On our honeymoon Josh and I saw a family of black swans swimming in a moat. I have pictures, but I don’t feel like scanning them. I was surprised. They were U-G-L-Y (and they ain’t got no alibi) but distinctive. And that is my personal anecdote for the day.
Much Depends on Dinner: The Extraordinary History and Mythology, Allure and Obsessions, Perils and Taboos of an Ordinary Meal
is a lot like The Omnivore’s Dilemma, as Lisa O remarked in the comments. Despite being similar in structure, Visser’s book covers some different foods, so I didn’t feel as though I had read all of it before.
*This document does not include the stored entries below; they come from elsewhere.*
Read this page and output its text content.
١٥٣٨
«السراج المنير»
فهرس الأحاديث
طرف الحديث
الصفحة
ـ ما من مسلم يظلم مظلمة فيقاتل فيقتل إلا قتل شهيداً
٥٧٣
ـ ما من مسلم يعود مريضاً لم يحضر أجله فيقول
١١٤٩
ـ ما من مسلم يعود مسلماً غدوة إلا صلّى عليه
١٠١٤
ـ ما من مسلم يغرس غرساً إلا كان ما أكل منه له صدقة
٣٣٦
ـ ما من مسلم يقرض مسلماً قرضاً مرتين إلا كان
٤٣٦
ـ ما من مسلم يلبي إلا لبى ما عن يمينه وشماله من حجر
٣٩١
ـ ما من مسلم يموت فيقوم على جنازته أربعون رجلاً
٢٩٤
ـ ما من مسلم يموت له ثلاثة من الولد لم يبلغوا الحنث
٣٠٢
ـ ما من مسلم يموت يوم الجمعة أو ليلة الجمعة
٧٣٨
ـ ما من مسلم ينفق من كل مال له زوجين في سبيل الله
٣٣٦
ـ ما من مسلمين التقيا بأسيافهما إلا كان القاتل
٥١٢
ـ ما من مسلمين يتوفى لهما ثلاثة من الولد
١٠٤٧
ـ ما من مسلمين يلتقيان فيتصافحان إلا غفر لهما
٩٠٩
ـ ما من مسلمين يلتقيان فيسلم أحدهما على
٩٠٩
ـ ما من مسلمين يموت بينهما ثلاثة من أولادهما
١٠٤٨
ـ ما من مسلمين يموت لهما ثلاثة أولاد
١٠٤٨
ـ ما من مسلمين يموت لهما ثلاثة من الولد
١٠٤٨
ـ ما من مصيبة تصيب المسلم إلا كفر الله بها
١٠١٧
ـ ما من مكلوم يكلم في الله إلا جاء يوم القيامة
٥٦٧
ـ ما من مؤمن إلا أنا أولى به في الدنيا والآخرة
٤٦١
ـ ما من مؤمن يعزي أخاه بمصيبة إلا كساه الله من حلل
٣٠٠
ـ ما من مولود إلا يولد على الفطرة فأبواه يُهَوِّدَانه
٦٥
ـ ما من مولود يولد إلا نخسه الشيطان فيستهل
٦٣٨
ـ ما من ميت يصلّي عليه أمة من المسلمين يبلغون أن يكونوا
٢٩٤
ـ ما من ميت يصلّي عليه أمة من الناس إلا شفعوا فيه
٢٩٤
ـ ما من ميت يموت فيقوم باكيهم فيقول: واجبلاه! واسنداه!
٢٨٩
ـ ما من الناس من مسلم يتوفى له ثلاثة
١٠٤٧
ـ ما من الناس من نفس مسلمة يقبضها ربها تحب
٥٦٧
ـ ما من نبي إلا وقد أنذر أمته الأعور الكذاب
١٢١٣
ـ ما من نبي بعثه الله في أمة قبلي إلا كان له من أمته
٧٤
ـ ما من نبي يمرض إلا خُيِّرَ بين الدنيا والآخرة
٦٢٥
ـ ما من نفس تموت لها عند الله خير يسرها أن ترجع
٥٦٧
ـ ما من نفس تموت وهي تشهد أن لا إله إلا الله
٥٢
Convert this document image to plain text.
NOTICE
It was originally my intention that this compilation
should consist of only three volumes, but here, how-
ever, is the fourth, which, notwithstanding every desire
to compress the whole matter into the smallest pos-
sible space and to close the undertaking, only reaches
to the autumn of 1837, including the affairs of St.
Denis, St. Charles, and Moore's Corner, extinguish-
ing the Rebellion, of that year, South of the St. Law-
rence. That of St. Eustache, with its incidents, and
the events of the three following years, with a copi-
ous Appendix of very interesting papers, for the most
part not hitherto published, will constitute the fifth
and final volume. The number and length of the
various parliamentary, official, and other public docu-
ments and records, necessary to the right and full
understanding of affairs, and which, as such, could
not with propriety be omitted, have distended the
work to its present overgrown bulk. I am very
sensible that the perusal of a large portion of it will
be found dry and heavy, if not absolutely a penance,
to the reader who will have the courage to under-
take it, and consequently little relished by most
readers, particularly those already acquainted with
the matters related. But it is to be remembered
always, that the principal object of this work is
I learned a great deal about salt, butter, rice, lettuce, olive oil, lemons, and ice cream. I know, I know, you’re thinking, “Hoo boy, I can hardly wait to learn about SALT” but really, it’s fascinating to find out the history of foods and how people’s tastes changed over time. For example, did you know that “chili con carne” was a popular flavor of ice cream back in the day? Back in WHAT day? Well, you’ll have to read the book to find out. Ha ha! Now I’ve got you where I want you!
This is my favorite quote from the book, in which one Sydney Smith from the early nineteenth century waxes rhapsodic about salad:
Oh, green and glorious! Oh, herbaceous treat!
‘Twould tempt the dying anchorite to eat;
Back to the world he’d turn his fleeting soul,
And plunge his fingers in the salad-bowl!
Serenely full, the epicure would say,
“Fate cannot harm me, I have dined today.”